By 2022, research firm MarketsandMarkets projects that the predictive analytics market will be worth 12.41 Billion USD, which makes sense considering that companies from every industry sector drive this market. Accordingly, predictive analytics applications grew in 2018 and will continue to expand in 2019.
Below are five predictive analytics applications that established strong business cases in 2018 and are positioned for more growth in 2019.
SEE: Quick glossary: Business intelligence and analytics (Tech Pro Research)
1. Supply chain risk analysis
Supplier risk is one of the biggest challenges for companies with global supply chains. There are risks if a supplier goes out of business or gets acquired, and also unknown risks from your suppliers’ suppliers. You can also encounter risks from your most dependable suppliers if a natural disaster like an earthquake or a tsunami strikes. With global warming affecting more climatic conditions, the ability to predict weather along with earthquakes, political and economic unrest, and a myriad of other factors–drives the adoption of predictive analytics for the supply chain.
2. Customer health analytics
In 2019, more companies will use customer predictive analytics to keep their salesforce informed. For example, say you’re a salesperson, and you think your largest customer is “in the bag” for the deal you’re about to make. Not so fast! Someone in customer service recently interacted with your best customer. The customer was very unhappy with the quality of that last shipment of widgets it ordered from you. Since you’re in sales you didn’t know anything about this problem order–until now–because IT hooked up your sales system with your customer service system, and you can see the whole picture. Furthermore, you receive a predictive analytics report that suddenly flags your best customer as “at risk.” You can quickly call the customer, hoping to smooth things out so that you can pave the way for a new order.
3. Food spoilage prediction
Approximately one-third of the world’s food produced for human consumption is wasted each year. This is catastrophic when nearly 800 million people worldwide do not have enough to eat, and it is painful for food retailers who must operate on thin margins that food spoilage erodes. Enter predictive analytics that can now predict the “true” shelf life of produce, based not only on produce best-by dates and when produce was picked, but also on the time of day produce was picked, where produce was picked, and the types of environmental controls produce was stored and shipped in. Algorithms can weigh all of these factors and compute true shelf lives down to the level of single produce pallet. This assists growers and retailers to route foods with the shortest shelf lives to close markets and ship longer shelf life products to more distant markets. The cost savings are there–and more food chains and retailers will adopt the technology in 2019.
SEE: How to win with prescriptive analytics (ZDNet special report) | Download the free PDF ebook (TechRepublic)
4. Preemptive equipment maintenance
Look for predictive and preemptive maintenance on equipment and physical assets to continue as killer apps in 2019. There is almost no price for maintaining uptime and the goodwill of customers who aren’t disappointed when there are delays. This is why predictive analytics, where equipment issues alerts when maintenance is needed, or where sensors on tram tracks can alert you when sections of track weaken, are so invaluable.
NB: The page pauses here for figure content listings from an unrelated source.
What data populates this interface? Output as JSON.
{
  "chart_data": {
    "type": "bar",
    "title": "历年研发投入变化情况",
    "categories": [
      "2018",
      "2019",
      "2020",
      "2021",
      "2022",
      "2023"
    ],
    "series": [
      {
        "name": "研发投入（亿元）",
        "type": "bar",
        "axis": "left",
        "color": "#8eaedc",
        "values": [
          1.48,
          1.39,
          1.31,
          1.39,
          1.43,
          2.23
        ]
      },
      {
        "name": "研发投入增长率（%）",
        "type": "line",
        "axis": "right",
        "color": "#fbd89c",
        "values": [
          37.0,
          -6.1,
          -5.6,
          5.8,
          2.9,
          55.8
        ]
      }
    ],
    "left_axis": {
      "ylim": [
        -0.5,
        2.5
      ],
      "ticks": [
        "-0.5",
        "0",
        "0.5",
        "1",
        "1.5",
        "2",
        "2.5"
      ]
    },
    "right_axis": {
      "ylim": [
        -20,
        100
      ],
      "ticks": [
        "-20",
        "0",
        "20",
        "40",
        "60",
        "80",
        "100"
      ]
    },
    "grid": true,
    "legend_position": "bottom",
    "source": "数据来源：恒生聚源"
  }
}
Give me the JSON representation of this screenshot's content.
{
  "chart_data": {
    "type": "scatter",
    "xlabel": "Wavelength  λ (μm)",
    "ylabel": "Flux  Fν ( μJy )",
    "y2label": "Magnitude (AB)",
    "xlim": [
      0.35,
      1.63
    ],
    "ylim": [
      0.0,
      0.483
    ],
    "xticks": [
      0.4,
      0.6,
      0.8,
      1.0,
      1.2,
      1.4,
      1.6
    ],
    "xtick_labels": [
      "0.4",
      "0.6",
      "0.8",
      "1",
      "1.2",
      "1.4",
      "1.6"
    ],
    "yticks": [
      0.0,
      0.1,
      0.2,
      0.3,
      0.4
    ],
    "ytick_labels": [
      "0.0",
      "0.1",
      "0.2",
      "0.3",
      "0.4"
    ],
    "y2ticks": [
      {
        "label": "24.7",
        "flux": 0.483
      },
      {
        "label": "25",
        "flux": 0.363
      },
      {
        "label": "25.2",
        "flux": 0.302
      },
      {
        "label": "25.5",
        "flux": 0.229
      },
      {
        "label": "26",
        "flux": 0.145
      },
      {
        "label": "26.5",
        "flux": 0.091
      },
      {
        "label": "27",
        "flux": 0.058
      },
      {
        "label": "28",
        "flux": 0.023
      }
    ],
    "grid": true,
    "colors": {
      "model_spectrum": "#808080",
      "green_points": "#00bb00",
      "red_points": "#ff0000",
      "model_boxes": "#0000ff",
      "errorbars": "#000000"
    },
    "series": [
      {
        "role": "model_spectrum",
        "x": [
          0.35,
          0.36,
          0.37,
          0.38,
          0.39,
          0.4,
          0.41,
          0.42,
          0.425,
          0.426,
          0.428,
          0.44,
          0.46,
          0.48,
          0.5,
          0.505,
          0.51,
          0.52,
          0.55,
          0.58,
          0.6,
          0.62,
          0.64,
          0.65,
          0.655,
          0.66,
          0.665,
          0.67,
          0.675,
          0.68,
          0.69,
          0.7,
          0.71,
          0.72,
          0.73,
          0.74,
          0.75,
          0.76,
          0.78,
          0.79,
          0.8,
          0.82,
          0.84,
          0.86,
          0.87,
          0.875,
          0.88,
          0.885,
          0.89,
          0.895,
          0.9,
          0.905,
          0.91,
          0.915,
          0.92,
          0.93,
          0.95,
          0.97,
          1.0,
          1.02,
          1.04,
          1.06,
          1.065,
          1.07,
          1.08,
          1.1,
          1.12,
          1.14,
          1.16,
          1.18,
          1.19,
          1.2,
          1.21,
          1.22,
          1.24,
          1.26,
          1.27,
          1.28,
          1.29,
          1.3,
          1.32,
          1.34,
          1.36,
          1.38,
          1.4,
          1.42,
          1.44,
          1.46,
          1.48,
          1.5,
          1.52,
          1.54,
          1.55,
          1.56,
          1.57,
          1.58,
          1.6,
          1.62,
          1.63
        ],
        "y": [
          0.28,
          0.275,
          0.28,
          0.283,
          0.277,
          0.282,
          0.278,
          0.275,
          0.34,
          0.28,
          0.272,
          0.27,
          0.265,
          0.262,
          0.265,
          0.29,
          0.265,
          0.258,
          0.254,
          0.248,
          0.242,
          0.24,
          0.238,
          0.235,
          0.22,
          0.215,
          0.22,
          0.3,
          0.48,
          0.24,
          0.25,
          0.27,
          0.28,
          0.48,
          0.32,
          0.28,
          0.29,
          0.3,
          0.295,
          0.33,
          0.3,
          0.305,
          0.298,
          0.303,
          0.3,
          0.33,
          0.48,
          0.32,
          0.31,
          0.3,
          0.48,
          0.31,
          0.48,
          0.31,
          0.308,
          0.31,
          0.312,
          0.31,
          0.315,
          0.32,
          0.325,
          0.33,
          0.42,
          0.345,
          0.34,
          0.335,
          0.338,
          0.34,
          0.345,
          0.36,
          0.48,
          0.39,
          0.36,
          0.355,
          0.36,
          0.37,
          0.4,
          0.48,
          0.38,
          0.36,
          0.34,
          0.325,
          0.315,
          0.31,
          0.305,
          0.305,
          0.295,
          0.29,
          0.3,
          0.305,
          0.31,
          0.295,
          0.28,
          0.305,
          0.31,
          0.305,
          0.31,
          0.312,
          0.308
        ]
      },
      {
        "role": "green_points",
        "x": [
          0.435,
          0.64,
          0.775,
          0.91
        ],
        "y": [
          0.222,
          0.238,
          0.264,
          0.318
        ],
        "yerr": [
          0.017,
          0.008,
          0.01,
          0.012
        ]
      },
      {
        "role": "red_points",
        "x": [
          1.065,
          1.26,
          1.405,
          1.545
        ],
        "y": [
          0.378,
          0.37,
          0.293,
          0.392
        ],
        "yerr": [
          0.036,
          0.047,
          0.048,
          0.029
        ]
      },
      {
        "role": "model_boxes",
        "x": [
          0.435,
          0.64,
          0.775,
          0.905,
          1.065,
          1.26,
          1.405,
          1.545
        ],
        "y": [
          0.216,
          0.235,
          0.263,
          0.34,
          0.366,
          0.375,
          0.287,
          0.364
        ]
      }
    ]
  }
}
5. Employees most likely to leave prediction
In 2018, many companies used predictive human behavior analytics, and this number will grow in 2019. The cost of losing an employee can range from tens of thousands of dollars to 1.5-2.0x the employee’s annual salary. If companies can prevent employees from leaving, they can lower their recruiting and lost productivity costs. For example, a call center collected and analyzed data about how many calls were taken, how many calls were successfully resolved, how employees felt about working conditions, etc. Then that data was used to detect signs of employee dissatisfaction, and predict which employees were most likely to leave. The goal? To correct unfavorable employment conditions and encourage an employee to stay with the company.